Share prices are therefore already rising on the capital markets. Investors are looking through the current economic weakness and are positioning themselves for stronger growth in the second half of the year. News that the trade dispute between China and the U.S. may be over soon will further boost optimism. Dent instead of recession is the unanimous verdict.
That's a tricky starting position.

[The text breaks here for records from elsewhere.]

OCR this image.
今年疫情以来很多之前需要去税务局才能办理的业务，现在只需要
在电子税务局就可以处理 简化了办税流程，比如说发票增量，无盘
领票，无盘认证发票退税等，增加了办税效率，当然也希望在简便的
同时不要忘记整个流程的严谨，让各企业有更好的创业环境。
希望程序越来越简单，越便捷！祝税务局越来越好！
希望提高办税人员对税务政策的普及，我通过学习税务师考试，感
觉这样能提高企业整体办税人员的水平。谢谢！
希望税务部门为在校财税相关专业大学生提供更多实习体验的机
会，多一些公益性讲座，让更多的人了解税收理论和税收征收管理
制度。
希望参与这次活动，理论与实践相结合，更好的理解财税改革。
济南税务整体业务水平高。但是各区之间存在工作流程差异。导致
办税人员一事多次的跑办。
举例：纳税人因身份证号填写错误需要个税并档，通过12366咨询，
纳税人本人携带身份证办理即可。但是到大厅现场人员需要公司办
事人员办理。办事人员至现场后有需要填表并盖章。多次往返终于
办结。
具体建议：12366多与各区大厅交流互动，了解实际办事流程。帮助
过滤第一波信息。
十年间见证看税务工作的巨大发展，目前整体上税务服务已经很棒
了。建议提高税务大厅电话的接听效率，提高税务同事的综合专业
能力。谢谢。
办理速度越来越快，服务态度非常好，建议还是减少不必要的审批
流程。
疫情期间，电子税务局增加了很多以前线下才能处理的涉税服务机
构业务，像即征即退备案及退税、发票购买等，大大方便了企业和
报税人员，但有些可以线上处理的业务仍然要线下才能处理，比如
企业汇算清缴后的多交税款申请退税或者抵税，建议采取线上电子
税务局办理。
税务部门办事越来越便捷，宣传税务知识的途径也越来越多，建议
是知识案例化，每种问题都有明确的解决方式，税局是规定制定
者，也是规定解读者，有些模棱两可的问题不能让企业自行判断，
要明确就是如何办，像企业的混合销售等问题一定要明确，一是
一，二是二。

If the dell theory is indeed confirmed in the coming months, the private-wealth stock market indicator would probably react too slowly and miss some of the price gains. The indicator is a very long-term model, which above all keeps an eye on the risks. Clear improvements must first be seen before the indicator abandons its defensive stance.
This cautious attitude is currently also supported by capital market seismographs. As you know, it distinguishes between three phases: "green" (quiet market = buy), "yellow" (turbulent market with positive expectation = invest, but with hedge) and "red" (turbulent market with negative expectation = do not invest).
In the last weeks the probability for a bear market (red) had successively decreased. In recent days, however, this positive trend has reversed. In the meantime it has risen again to 40 percent. The probability of a calm, positive stock market ("green, buy or hold") is 48 percent. The probability of a turbulent, volatile market with positive trend ("yellow") at 12 percent. The underlying sentiment, which was very positive in the recent past, has returned to normal," explains Oliver Schlick, who concludes: "If the currently still weak fundamental data does not improve, there is a risk that the probabilities derived from it could further deteriorate. Overall, a somewhat less offensive portfolio allocation can be derived.
Conclusion:
The private-wealth stock market indicator has been out of the stock market since the end of February 2018. This was triggered by the three-fold decline in ifo business expectations in the industry and the simultaneous very high valuation of the stock markets. Since then, the indicator has proposed a minimum weighting of equities of 0 - 30 percent of the individually planned equity component.
For the short-term positioning within this corridor we use the results of the capital market seismograph. As this has now deteriorated again somewhat, the proposed equity ratio will fall from 30 to 25 percent.
yours
Klaus Meitinger
Note: Despite careful selection of sources, no liability can be accepted for the accuracy of the content. The information provided in private wealth is for information purposes only and does not constitute an invitation to buy or sell securities.